The positive reaction and feedback to Dr. Hecht’s poster, however, was not enough to win the Innovations category. That honor went to “SEPTRIS: Improving Sepsis Recognition and Management Through a Mobile Educational Game,” which was developed by a team of researchers at Stanford University in Palo Alto, Calif. The video game
(http://med.stanford.edu/septris/)—a mashup of sepsis and the once-popular Tetris puzzle game—already has been played 17,000 times and is on its way to being shared in other languages.
“Win or lose, it doesn’t matter,” Dr. Hecht says. “The goal is to share your information with other people and learn from them.”
Peter Watson, MD, FACP, FHM, sees it the same way. That’s why this year he was both judge and judged. The division head of hospital medicine for Henry Ford Medical Group in Detroit was part of a group presenting “Feasibility and Efficacy of a Specialized Pilot Training Program to Enhance Inpatient Communication Skills of Hospitalists.” He was a judge for the Research portion of the contest. He says he’s hard-pressed to say which process he enjoyed more, but one trick of the poster trade he passes along is that “judging actually makes you a better presenter on the back end,” especially when it comes to describing in less than five minutes a poster whose work may date back 12 to 18 months.

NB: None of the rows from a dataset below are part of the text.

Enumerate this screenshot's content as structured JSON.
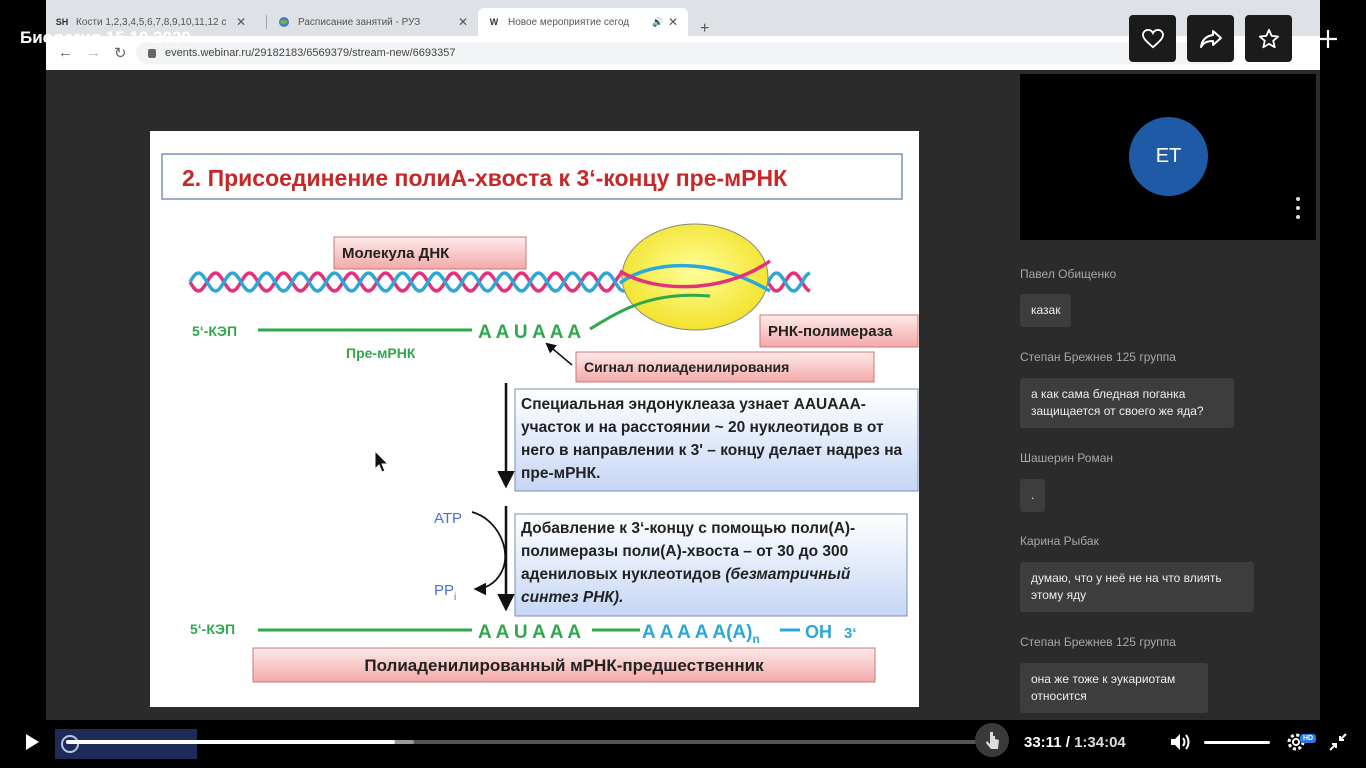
{
  "browser": {
    "tabs": [
      {
        "favicon": "SH",
        "label": "Кости 1,2,3,4,5,6,7,8,9,10,11,12 с"
      },
      {
        "favicon": "globe",
        "label": "Расписание занятий - РУЗ"
      },
      {
        "favicon": "W",
        "label": "Новое мероприятие сегод"
      }
    ],
    "url": "events.webinar.ru/29182183/6569379/stream-new/6693357"
  },
  "video_title": "Биология 15.10.2020",
  "slide": {
    "heading": "2. Присоединение полиА-хвоста к 3‘-концу пре-мРНК",
    "dna_label": "Молекула ДНК",
    "five_cap_1": "5‘-КЭП",
    "seq_1": "A A U A A A",
    "pre_mrna": "Пре-мРНК",
    "polymerase": "РНК-полимераза",
    "signal": "Сигнал полиаденилирования",
    "box1": "Специальная эндонуклеаза узнает AAUAAA-участок и на расстоянии  ~ 20 нуклеотидов в от него в направлении к 3' – концу  делает надрез на пре-мРНК.",
    "atp": "ATP",
    "ppi": "PP",
    "ppi_sub": "i",
    "box2_a": "Добавление к 3‘-концу с помощью  поли(А)-полимеразы поли(А)-хвоста  –  от 30 до 300 адениловых нуклеотидов ",
    "box2_b": "(безматричный синтез РНК).",
    "five_cap_2": "5‘-КЭП",
    "seq_2": "A A U A A A",
    "poly_a": "A A A A A(A)",
    "poly_n": "n",
    "oh": "OH",
    "three": "3‘",
    "footer": "Полиаденилированный мРНК-предшественник"
  },
  "participant": {
    "initials": "ET"
  },
  "chat": [
    {
      "author": "Павел Обищенко",
      "text": "казак"
    },
    {
      "author": "Степан Брежнев 125 группа",
      "text": "а как сама бледная поганка защищается от своего же яда?"
    },
    {
      "author": "Шашерин Роман",
      "text": "."
    },
    {
      "author": "Карина Рыбак",
      "text": "думаю, что у неё не на что влиять этому яду"
    },
    {
      "author": "Степан Брежнев 125 группа",
      "text": "она же тоже к эукариотам относится"
    }
  ],
  "player": {
    "current_time": "33:11",
    "separator": " / ",
    "duration": "1:34:04",
    "played_fraction": 0.36,
    "buffered_fraction": 0.38,
    "hd_badge": "HD",
    "volume_fraction": 1.0
  },
  "colors": {
    "accent_blue": "#1f5aa6",
    "slide_heading": "#c62828",
    "rna_green": "#2ea84a"
  }
}
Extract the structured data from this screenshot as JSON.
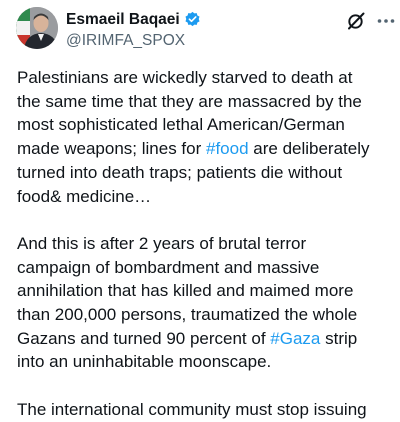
{
  "author": {
    "display_name": "Esmaeil Baqaei",
    "handle": "@IRIMFA_SPOX",
    "verified_color": "#1d9bf0",
    "avatar_icon": "avatar"
  },
  "actions": {
    "grok_icon": "grok-icon",
    "more_icon": "more-icon"
  },
  "hashtag_color": "#1d9bf0",
  "tweet": {
    "p1": {
      "l1": "Palestinians are wickedly starved to death at",
      "l2": "the same time that they are massacred by the",
      "l3": "most sophisticated lethal American/German",
      "l4_pre": "made weapons; lines for ",
      "l4_tag": "#food",
      "l4_post": " are deliberately",
      "l5": "turned into death traps; patients die without",
      "l6": "food& medicine…"
    },
    "p2": {
      "l1": "And this is after 2 years of brutal terror",
      "l2": "campaign of bombardment and massive",
      "l3": "annihilation that has killed and maimed more",
      "l4": "than 200,000 persons, traumatized the whole",
      "l5_pre": "Gazans and turned 90 percent of ",
      "l5_tag": "#Gaza",
      "l5_post": " strip",
      "l6": "into an uninhabitable moonscape."
    },
    "p3": {
      "l1": "The international community must stop issuing"
    }
  }
}
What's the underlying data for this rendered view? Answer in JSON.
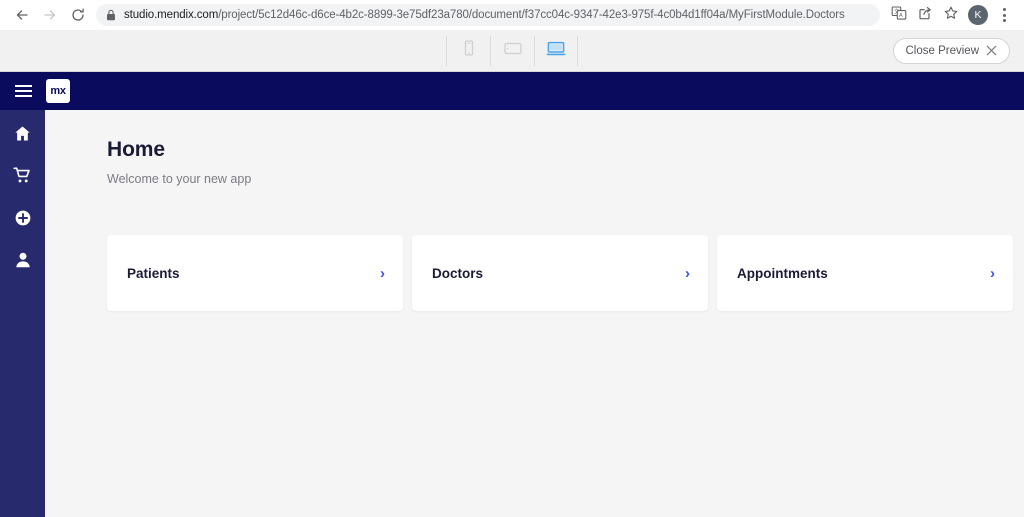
{
  "browser": {
    "back_icon": "back-arrow-icon",
    "forward_icon": "forward-arrow-icon",
    "reload_icon": "reload-icon",
    "lock_icon": "lock-icon",
    "url_host": "studio.mendix.com",
    "url_path": "/project/5c12d46c-d6ce-4b2c-8899-3e75df23a780/document/f37cc04c-9347-42e3-975f-4c0b4d1ff04a/MyFirstModule.Doctors",
    "translate_icon": "translate-icon",
    "share_icon": "share-icon",
    "bookmark_icon": "star-icon",
    "profile_initial": "K",
    "menu_icon": "kebab-menu-icon"
  },
  "preview": {
    "devices": [
      {
        "name": "phone",
        "icon": "phone-icon",
        "active": false
      },
      {
        "name": "tablet",
        "icon": "tablet-icon",
        "active": false
      },
      {
        "name": "desktop",
        "icon": "desktop-icon",
        "active": true
      }
    ],
    "close_label": "Close Preview",
    "close_icon": "close-x-icon",
    "active_color": "#4aa3e8"
  },
  "app": {
    "header": {
      "menu_icon": "hamburger-menu-icon",
      "logo_text": "mx",
      "background": "#0b0b5e"
    },
    "sidebar": {
      "background": "#272a6d",
      "items": [
        {
          "name": "home",
          "icon": "home-icon"
        },
        {
          "name": "cart",
          "icon": "shopping-cart-icon"
        },
        {
          "name": "add",
          "icon": "plus-circle-icon"
        },
        {
          "name": "profile",
          "icon": "user-icon"
        }
      ]
    },
    "page": {
      "title": "Home",
      "subtitle": "Welcome to your new app"
    },
    "cards": [
      {
        "label": "Patients",
        "chevron": "›"
      },
      {
        "label": "Doctors",
        "chevron": "›"
      },
      {
        "label": "Appointments",
        "chevron": "›"
      }
    ],
    "accent_color": "#3d52e8"
  }
}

“In your brain,” he says, “you have a Tolstoy novel of information, but you have to break that down into a paragraph of CliffsNotes, and actually convince the people that are judging you that you have a really cool project that either is going to have a big impact in the field or may lead to other big studies or is going to impress somebody so much that they’re going to go back to their institution and say, ‘Hey, I’m going to do that.’”
Dr. Watson also urges people not to be discouraged by not winning the poster contest. First, all of the accepted abstracts get published online (www.shmabstracts.com) by the Journal of Hospital Medicine, a high point for medical students, residents, and early-career physicians looking to make a mark. Second, presenting information of value to one’s peers is the definition of a specialty that prides itself on collaboration.
“To see a second-year medical student presenting all the way up to a very senior division chief and everything in between is a really good example for our profession,” he says. “That’s really the magic of this meeting.”
Richard Quinn is a freelance writer in New Jersey.